Only tangentially connected to the article; but contemporary Azoreans believe the archipelago comprises the last remnants of Atlantis and if you ever take an opportunity to visit, you might see why.

They "believe it" about as much as modern Englishmen believe King Arthur pulled a magical sword from a rock. It's a nice story to tell tourists.

Or as much as Italians believe to the legend of San Galgano, but at least we have the sword, he didn't throw it in a lake ;-):

https://en.wikipedia.org/wiki/Galgano_Guidotti


> Only tangentially connected to the article; but contemporary Azoreans believe the archipelago comprises the last remnants of Atlantis and if you ever take an opportunity to visit, you might see why.

Azorean here (smiguel, Melo&Abreu, Santo Cristo, etc) and I have to call bullshit on this. We believe in Atlantis inasmuch as we believe that the Sete Cidades lagoon sprouted from the tears of a princess.

https://en.wikipedia.org/wiki/Lagoa_das_Sete_Cidades


The conclusions presented in the article seem a bit far-fetched. The article only mentions "upticks in charcoal particles (suggesting large fires had been burning)" and a presence of a "compound is typically found in the feces of livestock, such as cows and sheep".

Given that large fires do occur naturally and don't require human intervention, it sounds quite a leap to jump from that onto "humans did it".

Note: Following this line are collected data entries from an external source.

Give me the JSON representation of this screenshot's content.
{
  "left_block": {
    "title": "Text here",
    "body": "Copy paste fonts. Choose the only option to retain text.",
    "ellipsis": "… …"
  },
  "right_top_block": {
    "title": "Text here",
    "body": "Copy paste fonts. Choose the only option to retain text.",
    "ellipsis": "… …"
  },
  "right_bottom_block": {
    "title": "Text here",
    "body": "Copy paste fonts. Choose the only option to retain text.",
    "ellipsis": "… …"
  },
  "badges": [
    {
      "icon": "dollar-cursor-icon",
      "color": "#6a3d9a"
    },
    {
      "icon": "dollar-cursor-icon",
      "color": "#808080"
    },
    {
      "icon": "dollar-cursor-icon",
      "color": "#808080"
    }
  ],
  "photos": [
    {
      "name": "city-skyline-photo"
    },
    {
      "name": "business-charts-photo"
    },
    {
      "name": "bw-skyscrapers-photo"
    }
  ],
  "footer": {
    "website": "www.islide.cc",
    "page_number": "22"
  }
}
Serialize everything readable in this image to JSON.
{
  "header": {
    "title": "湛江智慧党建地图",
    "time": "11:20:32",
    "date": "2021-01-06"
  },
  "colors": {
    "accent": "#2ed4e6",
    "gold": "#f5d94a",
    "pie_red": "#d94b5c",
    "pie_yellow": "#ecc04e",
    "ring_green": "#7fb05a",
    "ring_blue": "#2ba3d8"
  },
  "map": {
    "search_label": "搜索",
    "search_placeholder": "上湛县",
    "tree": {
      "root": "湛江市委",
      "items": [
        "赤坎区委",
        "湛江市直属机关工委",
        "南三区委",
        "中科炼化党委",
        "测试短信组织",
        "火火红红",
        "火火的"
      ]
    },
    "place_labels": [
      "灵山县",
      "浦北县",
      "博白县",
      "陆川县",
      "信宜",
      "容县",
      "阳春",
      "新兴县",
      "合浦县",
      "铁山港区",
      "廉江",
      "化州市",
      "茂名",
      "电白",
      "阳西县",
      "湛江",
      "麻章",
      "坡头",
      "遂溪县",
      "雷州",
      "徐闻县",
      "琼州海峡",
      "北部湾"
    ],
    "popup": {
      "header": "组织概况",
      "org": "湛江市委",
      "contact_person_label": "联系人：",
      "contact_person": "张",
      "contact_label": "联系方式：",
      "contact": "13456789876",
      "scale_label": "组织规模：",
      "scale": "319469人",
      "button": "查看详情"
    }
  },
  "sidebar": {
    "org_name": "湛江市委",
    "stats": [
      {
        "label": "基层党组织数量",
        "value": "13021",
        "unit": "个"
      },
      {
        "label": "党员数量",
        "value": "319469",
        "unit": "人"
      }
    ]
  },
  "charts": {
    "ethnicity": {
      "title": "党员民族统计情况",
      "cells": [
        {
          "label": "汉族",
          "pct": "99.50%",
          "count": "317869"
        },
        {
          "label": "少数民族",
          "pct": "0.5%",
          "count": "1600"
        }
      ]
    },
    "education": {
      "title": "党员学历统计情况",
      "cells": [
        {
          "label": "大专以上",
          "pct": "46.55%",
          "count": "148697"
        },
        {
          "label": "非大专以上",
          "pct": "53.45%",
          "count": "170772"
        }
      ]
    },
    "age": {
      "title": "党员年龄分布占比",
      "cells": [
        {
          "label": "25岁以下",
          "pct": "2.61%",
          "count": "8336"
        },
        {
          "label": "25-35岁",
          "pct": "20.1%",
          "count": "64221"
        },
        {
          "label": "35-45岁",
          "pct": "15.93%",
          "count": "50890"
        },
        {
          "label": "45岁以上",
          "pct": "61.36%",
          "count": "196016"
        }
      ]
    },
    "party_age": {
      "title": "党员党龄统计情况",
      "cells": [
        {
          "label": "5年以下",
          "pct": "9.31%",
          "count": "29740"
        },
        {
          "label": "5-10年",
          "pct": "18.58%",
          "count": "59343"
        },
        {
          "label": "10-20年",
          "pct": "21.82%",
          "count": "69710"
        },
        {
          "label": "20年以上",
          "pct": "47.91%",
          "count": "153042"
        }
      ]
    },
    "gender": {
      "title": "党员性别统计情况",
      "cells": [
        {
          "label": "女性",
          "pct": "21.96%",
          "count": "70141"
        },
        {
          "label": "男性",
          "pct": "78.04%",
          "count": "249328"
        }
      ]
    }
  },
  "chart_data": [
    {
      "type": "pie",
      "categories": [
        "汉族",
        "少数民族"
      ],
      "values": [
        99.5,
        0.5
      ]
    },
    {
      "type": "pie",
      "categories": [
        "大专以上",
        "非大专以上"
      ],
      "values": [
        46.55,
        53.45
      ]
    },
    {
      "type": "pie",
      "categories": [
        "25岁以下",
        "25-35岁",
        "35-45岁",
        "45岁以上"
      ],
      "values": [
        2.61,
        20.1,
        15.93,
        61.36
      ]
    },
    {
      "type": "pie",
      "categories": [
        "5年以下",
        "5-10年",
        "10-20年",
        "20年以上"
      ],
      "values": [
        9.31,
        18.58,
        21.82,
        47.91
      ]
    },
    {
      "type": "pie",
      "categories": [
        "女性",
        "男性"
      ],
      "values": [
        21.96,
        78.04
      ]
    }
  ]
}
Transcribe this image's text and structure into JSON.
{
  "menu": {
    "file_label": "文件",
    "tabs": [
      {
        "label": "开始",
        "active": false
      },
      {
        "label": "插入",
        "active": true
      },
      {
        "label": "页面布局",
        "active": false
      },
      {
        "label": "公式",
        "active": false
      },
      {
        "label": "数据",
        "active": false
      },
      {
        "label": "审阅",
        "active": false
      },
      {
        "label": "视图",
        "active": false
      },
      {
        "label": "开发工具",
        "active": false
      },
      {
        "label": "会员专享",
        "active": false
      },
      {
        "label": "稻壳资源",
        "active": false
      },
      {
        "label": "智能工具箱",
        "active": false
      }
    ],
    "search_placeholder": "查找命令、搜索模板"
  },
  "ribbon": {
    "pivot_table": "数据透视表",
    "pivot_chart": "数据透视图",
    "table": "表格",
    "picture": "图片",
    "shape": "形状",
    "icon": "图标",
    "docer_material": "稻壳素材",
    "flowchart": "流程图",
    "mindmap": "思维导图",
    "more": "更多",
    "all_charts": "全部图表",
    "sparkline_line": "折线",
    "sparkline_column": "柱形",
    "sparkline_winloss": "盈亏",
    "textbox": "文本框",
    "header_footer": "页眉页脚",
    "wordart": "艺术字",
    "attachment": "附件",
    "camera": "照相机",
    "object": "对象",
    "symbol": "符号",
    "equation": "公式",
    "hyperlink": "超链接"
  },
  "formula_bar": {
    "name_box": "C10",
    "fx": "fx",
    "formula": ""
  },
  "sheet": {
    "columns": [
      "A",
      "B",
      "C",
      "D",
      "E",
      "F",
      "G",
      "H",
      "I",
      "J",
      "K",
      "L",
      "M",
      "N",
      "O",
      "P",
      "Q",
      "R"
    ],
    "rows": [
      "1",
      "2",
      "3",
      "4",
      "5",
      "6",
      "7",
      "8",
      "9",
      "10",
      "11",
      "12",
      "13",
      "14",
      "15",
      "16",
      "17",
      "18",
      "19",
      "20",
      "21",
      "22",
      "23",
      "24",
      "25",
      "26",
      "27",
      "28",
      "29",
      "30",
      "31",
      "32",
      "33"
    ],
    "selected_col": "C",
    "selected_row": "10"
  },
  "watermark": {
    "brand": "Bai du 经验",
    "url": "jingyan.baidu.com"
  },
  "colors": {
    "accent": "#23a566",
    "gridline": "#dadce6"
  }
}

I thought this too. But reading your criticism, I felt "yea, but this is a news-take on a peer review paper: They will have had to address this to get above the threshold for publication"

eg correlates to other events, evidence of known occupied areas and confounding wildfire signals.

Its like treerings. They're going to work with sediment levels which include strong signals of widespread events, and volcanic events nearby, and discount them scientifically


I don't know if it's in the article but I remember the authors saying something about being able distinguish between livestock and human feces given the compounds.

Looked over their evidence details [https://www.pnas.org/content/pnas/suppl/2021/09/30/210823611...]. Looks somewhat circumstancial. Hopefully it's enough to stimulate further search for something more substantial. Going by our national parks, if people stayed for a while, it's there.

If the original settlers were Norse, are the Azores the real Vinland?

What do you mean? I don't think there's any doubt that the Norse went to North America?

No, because the sagas document meeting the indigenous people of Vinland.


Not every expedition has to match up with something historical/apocryphal. The hypothetical people who reached the Azores several hundreds of years earlier could very well just be the equivalent of historical randos.